Priority Inheritance
To solve the problem of priority inversion, priority inheritance can be used.
How Priority Inheritance Works:
- When a lower-priority task holds a resource that a higher-priority task needs, the RTOS temporarily raises the priority of the lower-priority task to match that of the higher-priority task.
- This ensures that the lower-priority task can complete quickly, release the resource, and allow the high-priority task to resume.
- Once the lower-priority task releases the resource, its priority is reverted back to its original value.
How Priority Inheritance Works in FreeRTOS
FreeRTOS automatically enables priority inheritance for mutexes. When a higher-priority task waits for a mutex, the lower-priority task that currently holds the mutex inherits the priority of the higher-priority task until it releases the mutex.
Example :
#include <stdio.h>
#include "freertos/FreeRTOS.h"
#include "freertos/task.h"
#include "freertos/semphr.h"
// Mutex handle
SemaphoreHandle_t xMutex;
// Task A (High priority)
void taskA(void *pvParameters) {
printf("Task A (High priority) started\n");
// Attempt to take the mutex (wait indefinitely)
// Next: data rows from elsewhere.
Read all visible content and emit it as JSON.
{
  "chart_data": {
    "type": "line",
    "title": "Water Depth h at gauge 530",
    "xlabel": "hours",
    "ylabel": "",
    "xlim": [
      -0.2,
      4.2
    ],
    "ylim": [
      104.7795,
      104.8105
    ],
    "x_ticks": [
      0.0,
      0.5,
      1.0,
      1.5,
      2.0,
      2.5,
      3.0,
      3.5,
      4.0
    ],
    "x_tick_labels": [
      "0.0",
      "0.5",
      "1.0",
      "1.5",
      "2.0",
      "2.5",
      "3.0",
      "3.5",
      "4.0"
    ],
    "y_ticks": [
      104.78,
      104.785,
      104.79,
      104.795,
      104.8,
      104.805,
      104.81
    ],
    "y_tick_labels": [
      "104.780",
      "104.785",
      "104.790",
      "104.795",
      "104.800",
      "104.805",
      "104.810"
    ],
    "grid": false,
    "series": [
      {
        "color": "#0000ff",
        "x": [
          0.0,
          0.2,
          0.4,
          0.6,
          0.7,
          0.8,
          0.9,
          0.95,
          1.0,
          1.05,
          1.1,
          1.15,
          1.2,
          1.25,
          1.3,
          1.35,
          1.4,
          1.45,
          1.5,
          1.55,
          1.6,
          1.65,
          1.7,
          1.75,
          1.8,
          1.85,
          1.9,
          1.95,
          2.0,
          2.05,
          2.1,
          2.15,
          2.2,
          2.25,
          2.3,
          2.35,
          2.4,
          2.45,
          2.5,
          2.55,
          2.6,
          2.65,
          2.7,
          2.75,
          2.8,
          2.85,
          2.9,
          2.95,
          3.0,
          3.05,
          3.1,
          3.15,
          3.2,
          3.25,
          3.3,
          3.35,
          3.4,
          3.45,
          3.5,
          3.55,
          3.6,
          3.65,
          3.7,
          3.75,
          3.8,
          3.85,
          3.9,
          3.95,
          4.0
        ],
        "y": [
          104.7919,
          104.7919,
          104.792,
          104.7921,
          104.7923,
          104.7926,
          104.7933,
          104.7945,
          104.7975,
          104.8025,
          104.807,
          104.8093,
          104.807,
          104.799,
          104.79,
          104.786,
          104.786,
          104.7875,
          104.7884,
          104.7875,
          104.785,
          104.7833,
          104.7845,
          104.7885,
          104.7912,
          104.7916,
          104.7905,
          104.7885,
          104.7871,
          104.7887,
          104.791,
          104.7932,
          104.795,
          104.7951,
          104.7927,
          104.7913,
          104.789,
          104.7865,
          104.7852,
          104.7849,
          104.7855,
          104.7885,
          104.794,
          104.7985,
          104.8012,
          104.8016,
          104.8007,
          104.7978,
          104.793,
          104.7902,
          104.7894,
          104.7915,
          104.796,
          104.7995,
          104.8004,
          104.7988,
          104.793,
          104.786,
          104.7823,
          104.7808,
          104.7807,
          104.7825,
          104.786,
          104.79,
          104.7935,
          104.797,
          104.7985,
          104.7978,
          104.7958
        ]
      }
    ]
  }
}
if (xSemaphoreTake(xMutex, portMAX_DELAY) == pdTRUE) {
// Simulate critical section
printf("Task A acquired the mutex and is working on the shared resource\n");
vTaskDelay(500 / portTICK_PERIOD_MS); // Simulate work (e.g., processing)
printf("Task A finished its work and released the mutex\n");
// Release the mutex
xSemaphoreGive(xMutex);
}
// Task A is done
vTaskDelete(NULL);
}
// Task B (Medium priority)
void taskB(void *pvParameters) {
printf("Task B (Medium priority) started\n");
// Simulate some work, but do not try to acquire the mutex
for (int i = 0; i < 10; i++) {
printf("Task B is doing some non-critical work\n");
vTaskDelay(300 / portTICK_PERIOD_MS); // Simulate work
}
// Task B is done
vTaskDelete(NULL);
}
// Task C (Low priority)
void taskC(void *pvParameters) {
printf("Task C (Low priority) started\n");
xSemaphoreTake(xMutex, portMAX_DELAY); // Take the mutex
// Simulate holding the mutex for a long time
printf("Task C is holding the mutex\n");
// Simulate work while holding the mutex
vTaskDelay(2000 / portTICK_PERIOD_MS); // Simulate long critical section (holding mutex)
printf("Task C finished its work and is releasing the mutex\n");
// Release the mutex
xSemaphoreGive(xMutex);
// Task C is done
vTaskDelete(NULL);
}
void app_main(void) {
// Create the mutex with priority inheritance enabled by default
xMutex = xSemaphoreCreateMutex();
if (xMutex == NULL) {
printf("Failed to create mutex\n");
return;
}
// Create Task C (low priority)
xTaskCreate(taskC, "Task C", 2048, NULL, 1, NULL); // Priority 1 (Low priority)
// Create Task A (high priority)
xTaskCreate(taskA, "Task A", 2048, NULL, 3, NULL); // Priority 3 (High priority)
// Create Task B (medium priority)
xTaskCreate(taskB, "Task B", 2048, NULL, 2, NULL); // Priority 2 (Medium priority)
}
Conclusion
Priority inversion can cause significant issues in real-time systems by delaying the execution of critical tasks. FreeRTOS provides a solution through priority inheritance, which helps prevent lower-priority tasks from blocking higher-priority tasks when mutexes are involved. By enabling priority inheritance, developers can ensure that the system behaves as expected even in complex scenarios where multiple tasks contend for shared resources.